Electronic Cigarettes (e-cigs) and other “vaping” devices (such as JUUL or Suorin) are battery-operated products designed to deliver nicotine, flavor and other chemicals. They turn chemicals, including highly addictive nicotine, into an aerosol that is inhaled by the user. Most e-cigs are manufactured to look like conventional cigarettes, cigars, or pipes. Some resemble everyday items such as pens and USB memory sticks, and are known as tanks, vape pens, vaporizers, and e-pipes.
In the United States: As of October 22, 2019, 1,888 lung injury cases associated with use of e-cigarette, or vaping, products have been reported to CDC . Most of these deaths have reportedly involved vaping THC.
Among youth — who use e-cigarettes at higher rates than adults do — there is substantial evidence that e-cigarette use increases the risk of transitioning to smoking conventional cigarettes.
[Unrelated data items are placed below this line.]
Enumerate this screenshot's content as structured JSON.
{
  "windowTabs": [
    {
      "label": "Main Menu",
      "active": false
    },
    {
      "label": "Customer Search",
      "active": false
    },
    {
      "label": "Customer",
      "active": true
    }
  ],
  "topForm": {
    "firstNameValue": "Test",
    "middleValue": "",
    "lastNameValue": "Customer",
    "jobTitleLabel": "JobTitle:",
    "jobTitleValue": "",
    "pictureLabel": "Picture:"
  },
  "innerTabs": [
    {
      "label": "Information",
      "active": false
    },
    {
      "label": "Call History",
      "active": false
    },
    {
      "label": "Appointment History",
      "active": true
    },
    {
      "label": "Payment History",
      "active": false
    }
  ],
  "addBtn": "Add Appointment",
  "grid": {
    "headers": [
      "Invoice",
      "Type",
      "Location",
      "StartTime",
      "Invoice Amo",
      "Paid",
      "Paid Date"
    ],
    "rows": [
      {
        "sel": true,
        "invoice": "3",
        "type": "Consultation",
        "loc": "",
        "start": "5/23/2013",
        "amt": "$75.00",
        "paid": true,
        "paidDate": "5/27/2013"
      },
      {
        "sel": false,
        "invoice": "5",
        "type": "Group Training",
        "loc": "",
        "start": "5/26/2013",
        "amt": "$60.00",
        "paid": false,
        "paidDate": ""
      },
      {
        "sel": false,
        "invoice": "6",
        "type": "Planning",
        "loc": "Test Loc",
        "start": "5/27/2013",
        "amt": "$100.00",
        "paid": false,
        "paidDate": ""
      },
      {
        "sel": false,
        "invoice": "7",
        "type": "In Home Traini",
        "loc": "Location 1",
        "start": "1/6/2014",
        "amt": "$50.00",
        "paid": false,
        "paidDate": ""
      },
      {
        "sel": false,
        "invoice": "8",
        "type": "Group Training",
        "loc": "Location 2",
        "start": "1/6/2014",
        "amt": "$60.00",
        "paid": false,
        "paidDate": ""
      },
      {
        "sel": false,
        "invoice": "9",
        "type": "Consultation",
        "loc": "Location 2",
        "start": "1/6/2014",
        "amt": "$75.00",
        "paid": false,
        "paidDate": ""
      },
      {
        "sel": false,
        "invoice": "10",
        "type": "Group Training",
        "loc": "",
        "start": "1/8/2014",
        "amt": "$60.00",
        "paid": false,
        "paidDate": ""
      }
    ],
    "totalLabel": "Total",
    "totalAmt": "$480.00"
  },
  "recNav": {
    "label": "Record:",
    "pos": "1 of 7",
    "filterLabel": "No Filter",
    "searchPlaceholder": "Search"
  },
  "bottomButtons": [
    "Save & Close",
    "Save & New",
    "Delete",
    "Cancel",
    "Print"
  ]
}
A study in the Journal of the American Medical Association found youth who vaped e-cigs were nearly 4 times more likely to smoke. Current use of electronic cigarettes increased among middle and high school students from 2011 to 2015. About 5 of every 100 middle school students (5.3%) reported in 2015 that they used electronic cigarettes in the past 30 days—an increase from 0.6% in 2011. 16 of every 100 high school students (16.0%) reported in 2015 that they used electronic cigarettes in the past 30 days—an increase from 1.5% in 2011.
In its report, “Nicotine Without Smoke: Tobacco Harm Reduction,” the Royal College of Physicians in the United Kingdom recommended promoting both quit-smoking medications and e-cigarettes as a way to help people avoid the harms caused by smoking combustible tobacco products. The FDA has not made such recommendations.